Tekstil ve Hazır Giyim Sektöründe Borç ve İhracat Sorunları

Türkiye'nin tekstil ve hazır giyim sektörü, daralan ihracat pazarları ve uygulanan kur politikaları nedeniyle ciddi zorluklar yaşamaktadır. Bu durum, özellikle işçilik maliyetlerinin artmasıyla birlikte, sektörün finansal yüklerini artırmakta ve kredi kullanımlarını katlamaktadır. Son iki yılda takibe düşen kredilerde %100’ün üzerinde bir artış yaşanması, bu durumu daha da dramatik hale getirmiştir. Pandemi döneminde zirveye ulaşan ihracat, global resesyon etkisiyle çalkantılı bir sürece girmiştir. Borçla çarkları döndürmeye çalışan tekstil ve hazır giyim üreticilerinin toplam kredi miktarı, son beş yılda 130.8 milyar TL’den 505 milyar TL’nin üzerine çıkmıştır. Yüksek faiz politikalarına rağmen, kredileri geri ödemekte zorlanan sektörde batık borçlar da önemli bir artış göstermiştir.

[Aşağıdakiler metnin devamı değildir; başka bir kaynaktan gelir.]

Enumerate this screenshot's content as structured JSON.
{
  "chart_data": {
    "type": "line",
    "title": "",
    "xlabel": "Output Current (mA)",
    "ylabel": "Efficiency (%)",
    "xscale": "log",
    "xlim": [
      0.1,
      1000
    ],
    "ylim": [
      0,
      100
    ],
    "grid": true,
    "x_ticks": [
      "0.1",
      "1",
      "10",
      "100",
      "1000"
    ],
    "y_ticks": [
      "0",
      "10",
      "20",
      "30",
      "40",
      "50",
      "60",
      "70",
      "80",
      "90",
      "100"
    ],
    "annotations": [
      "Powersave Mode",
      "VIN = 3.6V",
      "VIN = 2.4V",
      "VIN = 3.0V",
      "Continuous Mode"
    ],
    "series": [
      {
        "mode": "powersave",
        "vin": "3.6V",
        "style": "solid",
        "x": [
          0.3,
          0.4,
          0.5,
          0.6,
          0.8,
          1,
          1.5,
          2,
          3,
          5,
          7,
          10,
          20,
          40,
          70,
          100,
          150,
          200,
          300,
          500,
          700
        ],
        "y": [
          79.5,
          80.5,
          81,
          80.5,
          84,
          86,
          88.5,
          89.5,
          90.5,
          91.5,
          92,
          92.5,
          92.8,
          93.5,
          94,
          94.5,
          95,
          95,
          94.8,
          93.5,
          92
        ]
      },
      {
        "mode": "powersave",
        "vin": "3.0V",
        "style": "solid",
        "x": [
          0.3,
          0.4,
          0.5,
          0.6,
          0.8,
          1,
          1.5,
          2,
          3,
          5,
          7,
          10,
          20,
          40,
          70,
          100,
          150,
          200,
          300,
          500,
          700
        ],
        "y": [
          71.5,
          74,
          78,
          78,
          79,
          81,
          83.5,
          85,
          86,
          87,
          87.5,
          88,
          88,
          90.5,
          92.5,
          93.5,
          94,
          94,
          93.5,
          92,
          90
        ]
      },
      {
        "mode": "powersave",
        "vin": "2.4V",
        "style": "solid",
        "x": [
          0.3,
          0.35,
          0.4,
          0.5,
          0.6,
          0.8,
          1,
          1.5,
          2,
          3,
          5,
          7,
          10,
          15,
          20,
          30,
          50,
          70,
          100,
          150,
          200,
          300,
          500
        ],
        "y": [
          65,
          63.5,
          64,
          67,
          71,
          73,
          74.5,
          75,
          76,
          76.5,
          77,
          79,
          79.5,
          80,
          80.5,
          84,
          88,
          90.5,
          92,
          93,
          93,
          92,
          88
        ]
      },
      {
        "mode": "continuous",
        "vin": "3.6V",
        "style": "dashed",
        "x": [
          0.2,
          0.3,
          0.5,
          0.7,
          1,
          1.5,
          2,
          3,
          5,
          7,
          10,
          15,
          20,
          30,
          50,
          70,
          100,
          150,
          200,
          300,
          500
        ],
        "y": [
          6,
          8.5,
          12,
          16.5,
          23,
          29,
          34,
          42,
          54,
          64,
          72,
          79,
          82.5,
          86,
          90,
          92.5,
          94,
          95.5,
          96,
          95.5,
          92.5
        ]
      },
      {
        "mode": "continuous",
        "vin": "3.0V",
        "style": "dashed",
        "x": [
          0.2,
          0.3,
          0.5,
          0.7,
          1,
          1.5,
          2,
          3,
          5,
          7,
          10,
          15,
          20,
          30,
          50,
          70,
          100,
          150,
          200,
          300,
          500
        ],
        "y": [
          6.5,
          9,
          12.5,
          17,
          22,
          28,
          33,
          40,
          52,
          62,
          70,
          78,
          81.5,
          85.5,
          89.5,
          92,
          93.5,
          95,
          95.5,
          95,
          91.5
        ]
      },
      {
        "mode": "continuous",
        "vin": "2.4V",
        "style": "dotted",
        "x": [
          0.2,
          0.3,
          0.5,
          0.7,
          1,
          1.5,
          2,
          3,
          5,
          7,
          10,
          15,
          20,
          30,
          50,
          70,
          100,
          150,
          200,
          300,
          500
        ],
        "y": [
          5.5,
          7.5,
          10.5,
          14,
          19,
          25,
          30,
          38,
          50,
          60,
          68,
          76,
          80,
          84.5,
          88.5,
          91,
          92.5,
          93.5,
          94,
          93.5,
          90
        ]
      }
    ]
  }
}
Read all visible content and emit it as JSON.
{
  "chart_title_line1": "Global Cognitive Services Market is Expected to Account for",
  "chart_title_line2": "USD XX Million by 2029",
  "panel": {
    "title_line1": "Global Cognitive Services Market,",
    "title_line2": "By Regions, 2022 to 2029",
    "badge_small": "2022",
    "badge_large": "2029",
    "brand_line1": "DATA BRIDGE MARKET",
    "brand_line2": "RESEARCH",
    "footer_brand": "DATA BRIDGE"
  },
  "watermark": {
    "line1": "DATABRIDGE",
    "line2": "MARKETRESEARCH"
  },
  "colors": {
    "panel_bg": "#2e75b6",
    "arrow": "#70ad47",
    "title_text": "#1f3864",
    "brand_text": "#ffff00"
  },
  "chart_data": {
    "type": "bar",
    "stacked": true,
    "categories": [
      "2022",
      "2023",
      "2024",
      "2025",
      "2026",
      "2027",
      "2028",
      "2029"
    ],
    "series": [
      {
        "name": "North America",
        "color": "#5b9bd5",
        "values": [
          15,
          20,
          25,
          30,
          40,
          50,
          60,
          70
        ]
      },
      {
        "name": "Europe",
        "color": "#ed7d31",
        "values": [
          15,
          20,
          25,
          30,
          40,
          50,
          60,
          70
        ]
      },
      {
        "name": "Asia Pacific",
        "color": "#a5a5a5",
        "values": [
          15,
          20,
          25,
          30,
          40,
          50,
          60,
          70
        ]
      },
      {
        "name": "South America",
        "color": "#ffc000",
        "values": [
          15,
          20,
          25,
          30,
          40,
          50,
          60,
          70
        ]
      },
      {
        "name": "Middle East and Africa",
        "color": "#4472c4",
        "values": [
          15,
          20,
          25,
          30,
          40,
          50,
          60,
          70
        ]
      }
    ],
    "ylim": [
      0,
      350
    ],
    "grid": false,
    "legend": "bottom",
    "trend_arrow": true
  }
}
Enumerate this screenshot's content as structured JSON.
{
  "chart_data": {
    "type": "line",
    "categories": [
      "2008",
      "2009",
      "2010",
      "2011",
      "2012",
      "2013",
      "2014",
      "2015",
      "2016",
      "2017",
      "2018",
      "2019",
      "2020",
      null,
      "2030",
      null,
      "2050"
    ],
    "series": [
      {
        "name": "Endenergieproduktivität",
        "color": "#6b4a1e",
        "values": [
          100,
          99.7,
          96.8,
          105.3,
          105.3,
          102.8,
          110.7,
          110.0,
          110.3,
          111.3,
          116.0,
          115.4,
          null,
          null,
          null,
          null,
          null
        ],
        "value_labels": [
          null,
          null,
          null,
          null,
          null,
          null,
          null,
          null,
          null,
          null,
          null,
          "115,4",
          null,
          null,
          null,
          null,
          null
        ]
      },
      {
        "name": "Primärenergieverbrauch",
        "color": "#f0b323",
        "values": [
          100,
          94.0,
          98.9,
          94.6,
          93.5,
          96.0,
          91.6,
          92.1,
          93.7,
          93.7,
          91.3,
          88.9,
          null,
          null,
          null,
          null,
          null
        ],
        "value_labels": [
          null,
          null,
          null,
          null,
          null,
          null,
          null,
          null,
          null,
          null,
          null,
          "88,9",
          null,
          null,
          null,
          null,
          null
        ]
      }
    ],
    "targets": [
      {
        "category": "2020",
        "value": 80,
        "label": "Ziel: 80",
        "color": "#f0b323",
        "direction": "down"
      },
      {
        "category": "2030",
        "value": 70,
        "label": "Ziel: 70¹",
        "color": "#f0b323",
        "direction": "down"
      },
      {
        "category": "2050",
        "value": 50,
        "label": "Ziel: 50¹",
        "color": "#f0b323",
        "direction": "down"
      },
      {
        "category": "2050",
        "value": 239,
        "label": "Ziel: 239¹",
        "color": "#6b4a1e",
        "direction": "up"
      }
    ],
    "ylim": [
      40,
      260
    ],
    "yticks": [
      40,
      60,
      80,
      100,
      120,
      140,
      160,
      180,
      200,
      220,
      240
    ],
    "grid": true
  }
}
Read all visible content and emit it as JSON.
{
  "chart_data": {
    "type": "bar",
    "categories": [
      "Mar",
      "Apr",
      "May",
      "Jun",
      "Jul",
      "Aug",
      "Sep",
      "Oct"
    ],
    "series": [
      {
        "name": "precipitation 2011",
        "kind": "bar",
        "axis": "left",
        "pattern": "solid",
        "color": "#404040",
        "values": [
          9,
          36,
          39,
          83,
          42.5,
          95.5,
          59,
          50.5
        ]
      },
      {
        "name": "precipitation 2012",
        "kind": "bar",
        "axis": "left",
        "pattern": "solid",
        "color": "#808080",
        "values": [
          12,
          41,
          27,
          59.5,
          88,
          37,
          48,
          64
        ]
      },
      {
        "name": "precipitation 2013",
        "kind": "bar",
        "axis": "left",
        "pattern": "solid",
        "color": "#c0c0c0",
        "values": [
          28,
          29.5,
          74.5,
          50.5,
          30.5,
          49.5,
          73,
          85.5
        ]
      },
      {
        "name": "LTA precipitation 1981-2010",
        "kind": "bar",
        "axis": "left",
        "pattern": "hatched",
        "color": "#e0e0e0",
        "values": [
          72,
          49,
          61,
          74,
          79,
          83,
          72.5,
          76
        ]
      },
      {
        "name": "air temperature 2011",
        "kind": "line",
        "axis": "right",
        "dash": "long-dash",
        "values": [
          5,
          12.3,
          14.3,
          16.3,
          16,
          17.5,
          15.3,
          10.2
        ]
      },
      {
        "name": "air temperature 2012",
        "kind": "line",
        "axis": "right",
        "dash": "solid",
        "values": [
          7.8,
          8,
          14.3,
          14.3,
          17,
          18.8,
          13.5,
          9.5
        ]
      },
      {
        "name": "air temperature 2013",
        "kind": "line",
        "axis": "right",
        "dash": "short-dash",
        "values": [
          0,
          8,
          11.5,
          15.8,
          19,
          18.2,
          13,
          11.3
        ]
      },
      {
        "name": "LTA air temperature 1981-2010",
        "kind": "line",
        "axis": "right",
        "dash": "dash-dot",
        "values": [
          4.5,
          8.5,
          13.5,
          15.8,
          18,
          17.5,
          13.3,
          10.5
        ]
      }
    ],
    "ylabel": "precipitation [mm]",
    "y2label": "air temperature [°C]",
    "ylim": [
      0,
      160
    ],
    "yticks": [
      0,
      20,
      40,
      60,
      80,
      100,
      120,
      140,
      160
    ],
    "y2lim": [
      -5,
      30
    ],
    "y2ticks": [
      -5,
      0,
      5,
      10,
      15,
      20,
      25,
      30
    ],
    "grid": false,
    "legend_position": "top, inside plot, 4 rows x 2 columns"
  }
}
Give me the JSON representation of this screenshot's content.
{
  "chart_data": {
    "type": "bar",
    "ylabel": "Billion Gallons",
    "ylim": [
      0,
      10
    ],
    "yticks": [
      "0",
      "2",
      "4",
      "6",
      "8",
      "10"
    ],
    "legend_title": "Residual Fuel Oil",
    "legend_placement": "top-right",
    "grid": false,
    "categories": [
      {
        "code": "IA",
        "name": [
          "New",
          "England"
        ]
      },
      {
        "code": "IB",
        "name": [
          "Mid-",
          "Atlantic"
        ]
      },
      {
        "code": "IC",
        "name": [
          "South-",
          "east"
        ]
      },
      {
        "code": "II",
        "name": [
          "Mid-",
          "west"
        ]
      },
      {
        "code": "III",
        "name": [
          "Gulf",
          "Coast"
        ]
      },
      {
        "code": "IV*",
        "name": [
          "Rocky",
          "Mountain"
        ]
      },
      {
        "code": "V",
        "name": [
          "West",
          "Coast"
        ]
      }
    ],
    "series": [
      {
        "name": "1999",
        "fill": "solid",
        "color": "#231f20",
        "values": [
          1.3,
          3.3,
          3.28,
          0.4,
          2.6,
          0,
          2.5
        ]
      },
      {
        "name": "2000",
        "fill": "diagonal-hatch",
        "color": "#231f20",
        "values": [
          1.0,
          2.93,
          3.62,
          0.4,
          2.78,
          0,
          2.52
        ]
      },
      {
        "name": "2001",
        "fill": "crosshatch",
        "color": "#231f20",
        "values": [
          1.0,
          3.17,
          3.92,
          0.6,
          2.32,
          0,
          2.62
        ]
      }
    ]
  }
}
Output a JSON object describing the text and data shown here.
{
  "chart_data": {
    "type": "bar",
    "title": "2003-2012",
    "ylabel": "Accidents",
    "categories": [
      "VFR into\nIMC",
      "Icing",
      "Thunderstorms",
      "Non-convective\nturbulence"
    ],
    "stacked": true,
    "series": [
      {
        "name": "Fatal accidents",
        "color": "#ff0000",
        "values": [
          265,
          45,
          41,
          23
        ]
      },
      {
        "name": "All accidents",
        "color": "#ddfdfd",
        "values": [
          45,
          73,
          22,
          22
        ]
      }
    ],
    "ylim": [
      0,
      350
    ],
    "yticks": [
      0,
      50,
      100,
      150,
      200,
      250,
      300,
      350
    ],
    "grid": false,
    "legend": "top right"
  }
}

Son dört yılda takipteki kredi oranı %157, son beş yılda ise %102 artarken, toplam nakdi kredi oranları %286 oranında bir artış göstermiştir. Ocak 2024 itibarıyla tekstil ve ürünleri sektörünün toplam nakdi kredi borcu 384.9 milyar TL, takipteki borcu ise 5.8 milyar TL olarak kaydedilmiştir. Ancak, Kasım 2024'te takipteki kredi miktarının 10.8 milyar TL’ye ulaşması, sektörün zorlu durumunu gözler önüne sermektedir.

Yatırımlar ve Krediler Geri Dönmüyor

Türkiye Giyim Sanayicileri Derneği Başkanı Ramazan Kaya, sektördeki borçluluk durumunun uzun süredir devam ettiğini ve 2022 sonrasında önemli bir değişim yaşandığını ifade etmiştir. 2022 yılında son 20 yılın en yüksek ihracat rakamlarına ulaşıldığını, ancak 2023’te yaşanan yavaşlama ile birlikte kredi geri dönüşlerinin de azaldığını belirtmiştir. Kaya, sektördeki durumu şu şekilde özetlemektedir:

İhracatta Düşüş

Son açıklanan verilere göre, 2023 yılında 19.2 milyar dolar ihracat yapan hazır giyim sektörü, 2024’ü %6.9’luk bir düşüşle 17.9 milyar dolarlık ihracatla kapatabilmiştir. Tekstil sektöründe ise 2023 yılında 9.5 milyar dolar olan ihracat, küçük bir kayıpla 9.4 milyar dolara gerilemiştir. İstanbul Tekstil ve Hammaddeleri İhracatçıları Birliği (İTHİB) Başkanı Ahmet Öksüz, tekstil sektörünün dünya pazarındaki payını artırdığını, ancak konkordato süreçlerinin sektörü olumsuz etkilediğini ve bu durumun piyasada domino etkisi yarattığını aktarmıştır. Öksüz, 2024 yılının sektör için en kötü yılı temsil ettiğini, 2025’te ise bir toparlanma süreci beklediklerini belirtmiştir.



Maliyet ve Kredi İlişkisi

Ahmet Öksüz, pandemi döneminde yaşanan talep patlamasının ardından birçok şirketin yatırım yaptığını, bu süreçte makine yatırımlarının büyük bölümünün kredi ile yapıldığını vurgulamıştır. “Bu durumun sektördeki etkisi büyük. Kâr edemediğimiz için maliyetlere çalışmak zorunda kaldık; dolayısıyla kâr üretmemiz gerekiyor ki bu kredileri ödeyebilelim.” diyen Öksüz, sektörün ihtiyaç duyduğu yatırımların borçluluğu artırdığını ifade etmiştir.